Brasileiros vencem prêmio máximo de campeonato de robótica na Austrália

14 de julho de 2026 Off Por Redação

Estudantes de Goiânia venceram disputa entre mais de 50 equipes de diversos países. Grupo também criou composto à base de cera de abelha para proteger peças arqueológicas contra a contaminação por fungos.

Oito estudantes goianos venceram o prêmio máximo de um campeonato de robótica realizado em Sidney, na Austrália. Na mesma competição, os alunos do Sesi Canaã, de Goiânia, também desenvolveram um composto à base de cera de abelha para proteger peças arqueológicas contra a contaminação por fungos.

A ideia esteve alinhada ao tema do FIRST LEGO League Asia Pacific Open Championship, de exploração das camadas do solo em busca de descobertas, ideias e aprendizados inspirados na arqueologia.

De acordo com o Sesi, o grupo vencedor, formado por seis meninas e dois meninos, com idades entre 11 e 13 anos, retornou à capital goiana nesta terça-feira (14). Todos são alunos do ensino fundamental, que conta com a disciplina de robótica desde 2010.

O grupo recebeu dois prêmios:

Robot Performance Award: concedido à equipe com a melhor performance técnica e estratégica no desafio do robô;

Champion Award: principal reconhecimento da competição, destinado à equipe que apresenta excelência em todos os critérios avaliados.

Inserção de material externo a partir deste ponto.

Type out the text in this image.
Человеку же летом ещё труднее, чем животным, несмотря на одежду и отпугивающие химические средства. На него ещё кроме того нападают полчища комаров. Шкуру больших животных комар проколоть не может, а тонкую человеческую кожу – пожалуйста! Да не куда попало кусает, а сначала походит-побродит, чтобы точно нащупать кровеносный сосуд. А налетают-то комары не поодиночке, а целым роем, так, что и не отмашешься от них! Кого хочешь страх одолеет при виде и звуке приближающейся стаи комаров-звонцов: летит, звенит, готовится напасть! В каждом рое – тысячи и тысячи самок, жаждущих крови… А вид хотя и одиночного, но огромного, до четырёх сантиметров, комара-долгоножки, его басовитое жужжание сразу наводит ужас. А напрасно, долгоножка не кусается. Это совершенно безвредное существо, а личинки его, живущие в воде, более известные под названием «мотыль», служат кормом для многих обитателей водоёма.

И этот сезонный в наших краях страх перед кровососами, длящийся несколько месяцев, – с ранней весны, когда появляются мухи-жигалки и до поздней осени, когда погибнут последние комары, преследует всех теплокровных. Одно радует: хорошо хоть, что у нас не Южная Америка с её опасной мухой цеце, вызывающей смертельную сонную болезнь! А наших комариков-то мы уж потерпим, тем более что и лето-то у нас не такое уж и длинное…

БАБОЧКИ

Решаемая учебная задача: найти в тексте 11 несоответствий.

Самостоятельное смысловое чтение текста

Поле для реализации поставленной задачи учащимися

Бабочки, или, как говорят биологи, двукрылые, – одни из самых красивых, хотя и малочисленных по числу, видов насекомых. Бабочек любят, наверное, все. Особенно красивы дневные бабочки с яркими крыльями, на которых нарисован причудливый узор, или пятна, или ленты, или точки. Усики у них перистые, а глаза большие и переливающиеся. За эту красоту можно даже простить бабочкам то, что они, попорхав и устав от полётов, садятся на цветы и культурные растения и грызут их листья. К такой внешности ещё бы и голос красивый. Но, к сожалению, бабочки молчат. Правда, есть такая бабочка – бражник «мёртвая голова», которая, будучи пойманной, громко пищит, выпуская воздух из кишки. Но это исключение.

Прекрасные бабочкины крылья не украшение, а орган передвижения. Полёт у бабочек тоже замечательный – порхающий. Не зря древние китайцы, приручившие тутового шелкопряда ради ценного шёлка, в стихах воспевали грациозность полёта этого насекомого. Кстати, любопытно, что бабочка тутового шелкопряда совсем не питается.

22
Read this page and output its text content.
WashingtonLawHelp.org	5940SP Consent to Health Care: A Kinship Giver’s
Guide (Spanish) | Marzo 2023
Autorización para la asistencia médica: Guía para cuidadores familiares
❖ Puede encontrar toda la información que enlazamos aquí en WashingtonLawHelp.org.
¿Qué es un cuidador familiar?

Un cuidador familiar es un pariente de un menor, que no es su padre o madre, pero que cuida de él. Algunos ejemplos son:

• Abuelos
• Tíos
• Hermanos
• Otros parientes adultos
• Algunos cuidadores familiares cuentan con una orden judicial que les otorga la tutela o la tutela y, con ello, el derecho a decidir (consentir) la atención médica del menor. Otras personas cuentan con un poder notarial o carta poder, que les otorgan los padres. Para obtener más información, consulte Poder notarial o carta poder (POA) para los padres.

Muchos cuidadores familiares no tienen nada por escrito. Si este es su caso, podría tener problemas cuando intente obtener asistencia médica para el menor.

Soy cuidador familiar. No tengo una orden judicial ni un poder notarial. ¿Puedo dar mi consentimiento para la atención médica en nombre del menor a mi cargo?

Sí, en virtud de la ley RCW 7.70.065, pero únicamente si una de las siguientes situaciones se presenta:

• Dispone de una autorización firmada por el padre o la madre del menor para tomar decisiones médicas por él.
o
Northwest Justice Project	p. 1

A delegação goiana se destacou entre mais de 50 equipes de diversos países. Foi a primeira vez que os alunos participaram da competição.

A disputa consistiu no seguinte: o borrifador foi a parte do projeto de pesquisa em que os alunos precisaram apresentar uma solução inovadora. Chamado de “Pró Bee”, o composto utiliza cera de abelha, extrato de cravo-da-índia e tolueno como solvente para aplicação da solução.

🔍 tolueno é um hidrocarboneto aromático líquido, incolor e volátil. É oriundo do petróleo bruto, mas também pode ser obtido em processos de refino de petróleo e fabricação de coque de carvão.

Alunos criaram uma solução à base de cera de abelha para proteger peças arqueológicas contra fungos e também venceram desafio de robôs — Foto: Divulgação/Sesi-GO

Alunos criaram uma solução à base de cera de abelha para proteger peças arqueológicas contra fungos e também venceram desafio de robôs — Foto: Divulgação/Sesi-GO

Já a parte do robô foi outro outro critério avaliado pela competição, em que os estudantes precisaram construir um robô capaz de cumprir uma séria de missões em uma mesa 

“Além de preservar artefatos arqueológicos, o produto busca reduzir a exposição dos profissionais da área ao fungo do gênero Aspergillus, associado à aspergilose, doença que pode provocar graves complicações respiratórias, especialmente em pessoas expostas de forma contínua ao microrganismo, como arqueólogos”, explicou o Sesi.

Para a diretora do Sesi Canaã, Raqueline Mariano Siqueira, o prêmio vai muito além do troféu, mostrando que Goiás tem capacidade de formar talentos competitivos a nível mundial.

“Mostra que investir em educação, ciência, tecnologia e inovação gera resultados concretos. E esses nossos jovens se tornam inspiração para milhares de outros estudantes”, disse.

Para Raqueline, a conquista internacional também fortalece a imagem do estado como um polo de conhecimento. “Reforça que o futuro da nossa economia passa por formação de pessoas criativas e inovadoras, preparadas para os desafios da indústria e da sociedade”, afirmou.